Managed Organic Recycling has been designing and supplying equipment for the aerated static pile (ASP) composting technology since 2006. The process is very simple. Make a recipe with the proper carbon to nitrogen ratio (C:N), correct moisture content in the recipe mix to 60 percent and have adequate porosity (about 40 percent) to facilitate positive aeration in the pile. Generally, most feedstock materials require a bulking agent to achieve the correct mix (feedstock to bulking agent of 1:1 by weight is normally recommended as a starting point). Once the recipe is thoroughly mixed a pile is constructed over aeration plenums, a breathable membrane cover is placed on top of the pile and the process begins.
Microbiological (thermophilic bacteria) activity in the pile quickly increases the temperature in the pile to over 1500F. This high temperature destroys pathogens, such a fecal coliform, Salmonella, bacteria, enteric viruses and viable helminth ova. The process meets US EPA 503 regulations for a safe and sterile finished product. This takes about eight to ten days. After the pathogen requirements are met, temperatures are reduced so that the mesophilic bacteria can take over and decompose and stabilize the organic material and begin the curing process. This phase the ASP composting technology can take anywhere from four to eight weeks depending on the type of feedstock material.
The major environmental issues associated with the composting process and air and water impacts. The ASP process addresses these issues by using the micropore breathable cover that traps odors and volatile organic compounds (VOCs) that can impact air quality. The cover also prevents precipitation from entering the pile and combining with leachate that can impact water quality. The covers also facilitate temperature and moisture management in the pile which efficiency of the composting process.
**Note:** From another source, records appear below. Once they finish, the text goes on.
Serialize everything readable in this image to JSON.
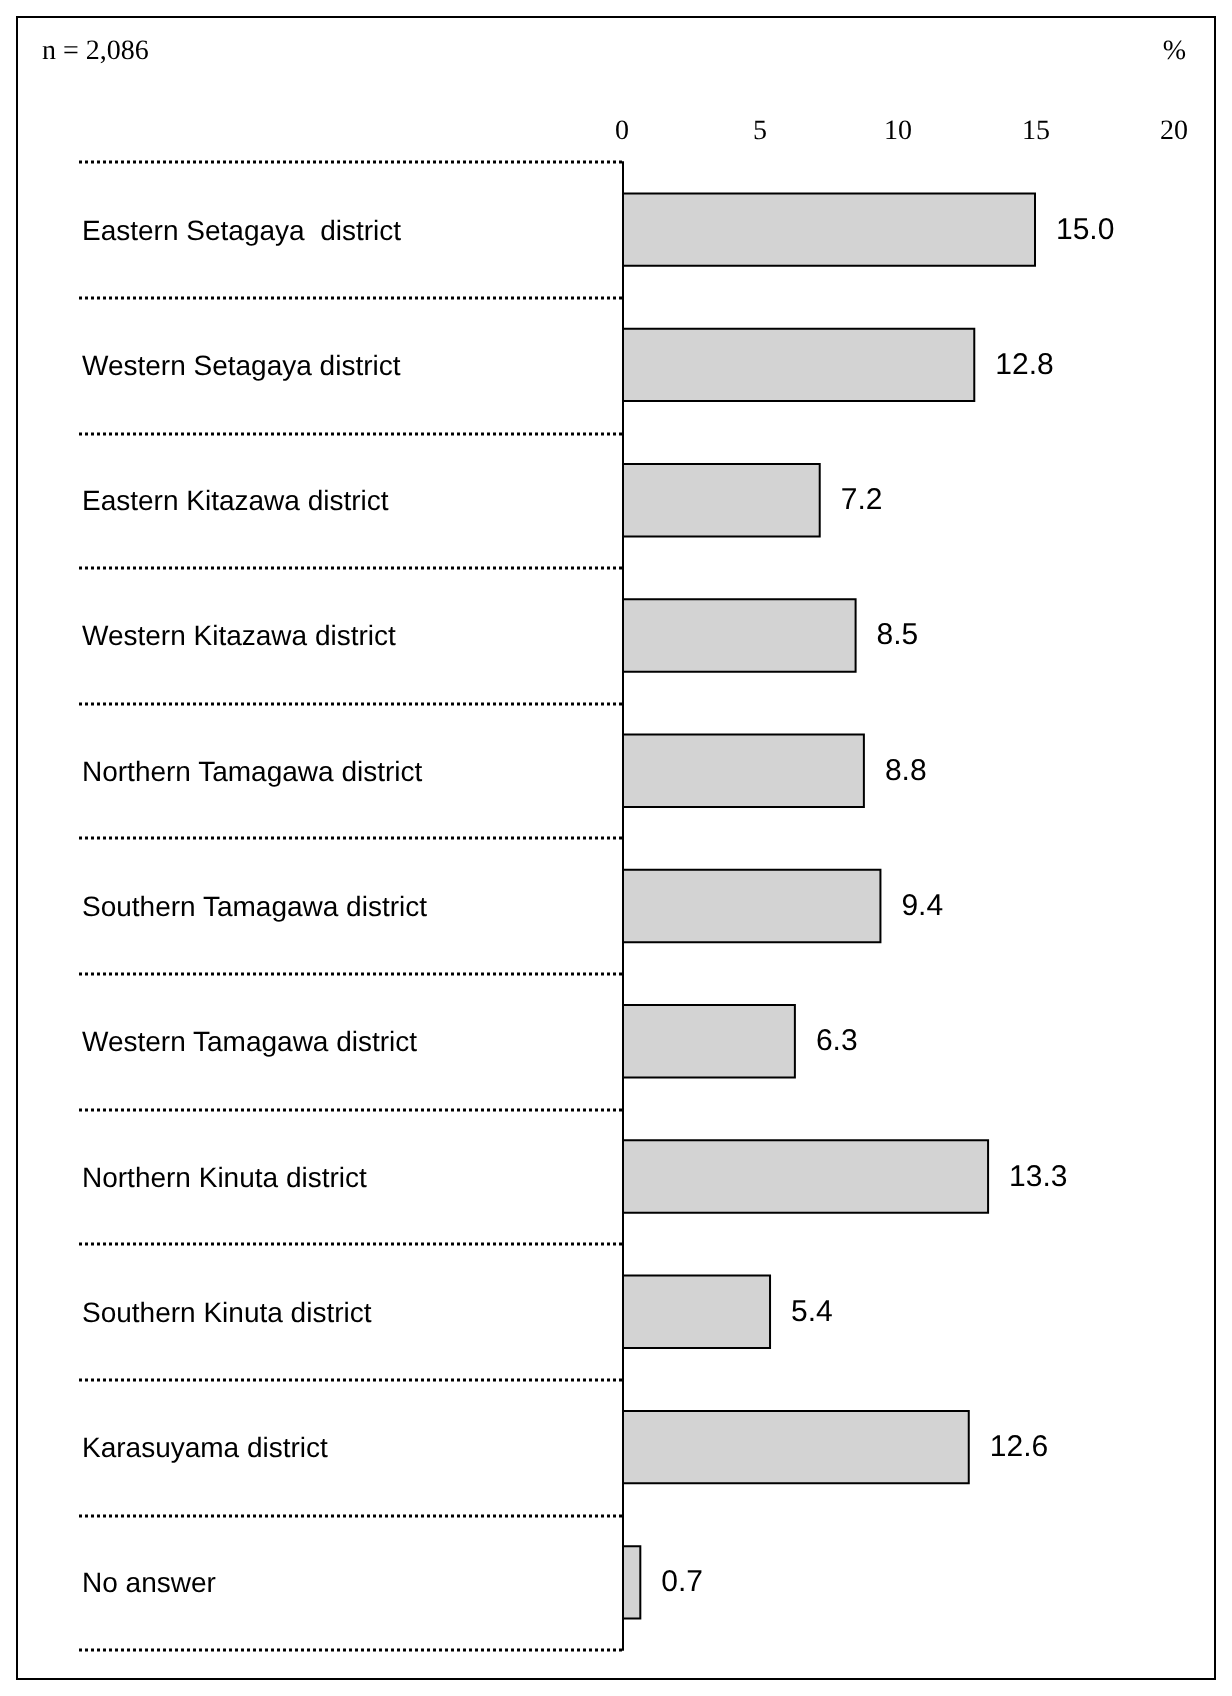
{
  "chart_data": {
    "type": "bar",
    "orientation": "horizontal",
    "categories": [
      "Eastern Setagaya  district",
      "Western Setagaya district",
      "Eastern Kitazawa district",
      "Western Kitazawa district",
      "Northern Tamagawa district",
      "Southern Tamagawa district",
      "Western Tamagawa district",
      "Northern Kinuta district",
      "Southern Kinuta district",
      "Karasuyama district",
      "No answer"
    ],
    "values": [
      15.0,
      12.8,
      7.2,
      8.5,
      8.8,
      9.4,
      6.3,
      13.3,
      5.4,
      12.6,
      0.7
    ],
    "value_labels": [
      "15.0",
      "12.8",
      "7.2",
      "8.5",
      "8.8",
      "9.4",
      "6.3",
      "13.3",
      "5.4",
      "12.6",
      "0.7"
    ],
    "color": "#d3d3d3",
    "xlim": [
      0,
      20
    ],
    "xticks": [
      0,
      5,
      10,
      15,
      20
    ],
    "xlabel": "%",
    "annotations": [
      "n = 2,086"
    ],
    "grid": false
  }
}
In addition to its design services capabilities, MOR provides complete systems to private and public agency clients. A complete composting facility will include micropore compost covers (each cover is custom designed for optimum pile capacity), positive aeration system (including centrifugal fans and aeration plenums), leachate collection and treatment system and automated process control system (radio frequency temperature probes, computerized control of the blowers/fans to maintain a temperature set point throughout the composting process, and data logging for regulatory compliance). Most composting facilities elect to compost on a concrete pad to simplify material handling operations.
Capital as well as operation and maintenance costs (O&M) can vary widely depending on the size of the facility. Capital costs for large systems (over 100 yd3/day) $30,000/yd3/day of capacity to around $100,000/yd3/day for small systems, less than 10 yd3/week. O&M costs also follow a similar trend, averaging about $20/yd3 for the larger systems to about $75/yd3 for smaller composting facilities.